Singulier portrait de l’apôtre de la non-violence que dresse Gilbert Sinoué dans cette « Nuit de Maritzburg »: un être d’une autorité despotique mais surtout un homme amoureux. Mohandas Karamchand Gandhi exerce la profession d’avocat en Afrique du Sud où il vit avec sa famille depuis plus d’une dizaine d’années lorsqu’il rencontre, Hermann Kallenbach, un architecte juif allemand talentueux et réputé. L’entente entre les deux hommes est immédiate. Eclot alors une passion totale.
En ces années 1903-04, l’Afrique du Sud n’a pas les contours politiques qu’elle possède aujourd’hui. Quatre colonies la composent : le Cap, le Natal et depuis la signature en 1902 du traité de Vereeniging, l’Etat libre d’Orange et le Transvaal. Les Britanniques et la Guerre des Boers sont passés par là. En prohibant toute union entre femmes blanches et hommes de couleur,
le Transvaal prône la ségrégation raciale mais fait un pas supplémentaire en souhaitant instituer le « Black Act » ou Loi Noire selon laquelle « tous les Indiens de cette colonie doivent se faire enregistrer en donnant leurs empreintes digitales. Ils sont également dans l’obligation d’avoir sur eux un certificat et de le produire sur demande sous peine d’amendes, d’emprisonnement voire de déportation. » Mesures qui ressemblent étrangement à celles édictées plus tard par l’Allemagne Nazie à l’encontre de la communauté juive.
Gandhi ne peut que se dresser contre cette disposition inique qu’il va affronter avec une arme redoutable : « l’ahimsa » ou « le refus absolu de la violence », la résistance passive. Dans cette confrontation avec le pouvoir, il entraîne sa famille, Hermann et des milliers d’Indiens, corseté dans un engagement de fer. Personne de son entourage ne résistera à son emprise implacable. Il fourbit en fait ses armes avant son grand combat contre l’empire britannique, qui verra l’Indépendance de l’Inde mais aussi sa partition avec le Pakistan.
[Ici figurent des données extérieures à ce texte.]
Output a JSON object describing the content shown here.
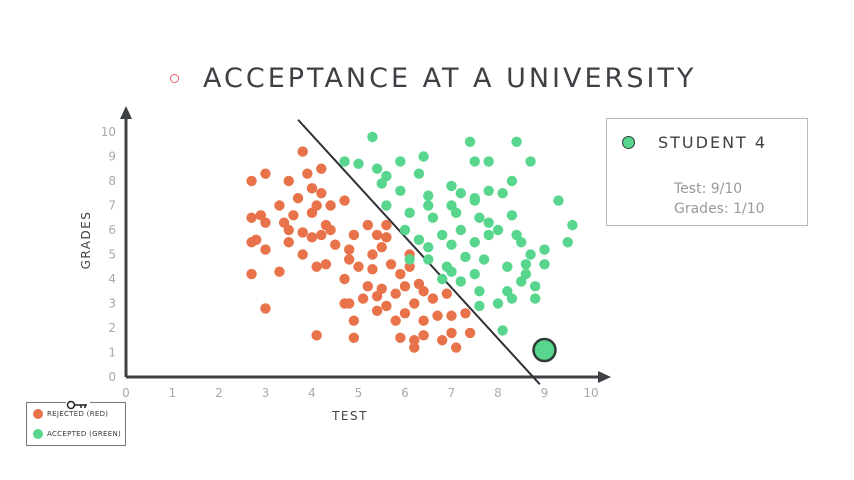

S’appuyant sur des documents authentiques et méconnus, lettres brûlantes des deux protagonistes, Gilbert Sinoué présente une facette inattendue de Gandhi juste avant qu’il ne devienne cette icone politique, « Le Mahatma ». Très vivant et incarné, ce document prend des allures romanesques et présente au plus près la lutte politique, la personnalité de ces deux hommes unis par une relation fusionnelle, évoquée avec pudeur et délicatesse et le talent de Gilbert Sinoué nous donne l’impression de vivre dans l’intimité de Gandhi le temps de ces 450 pages.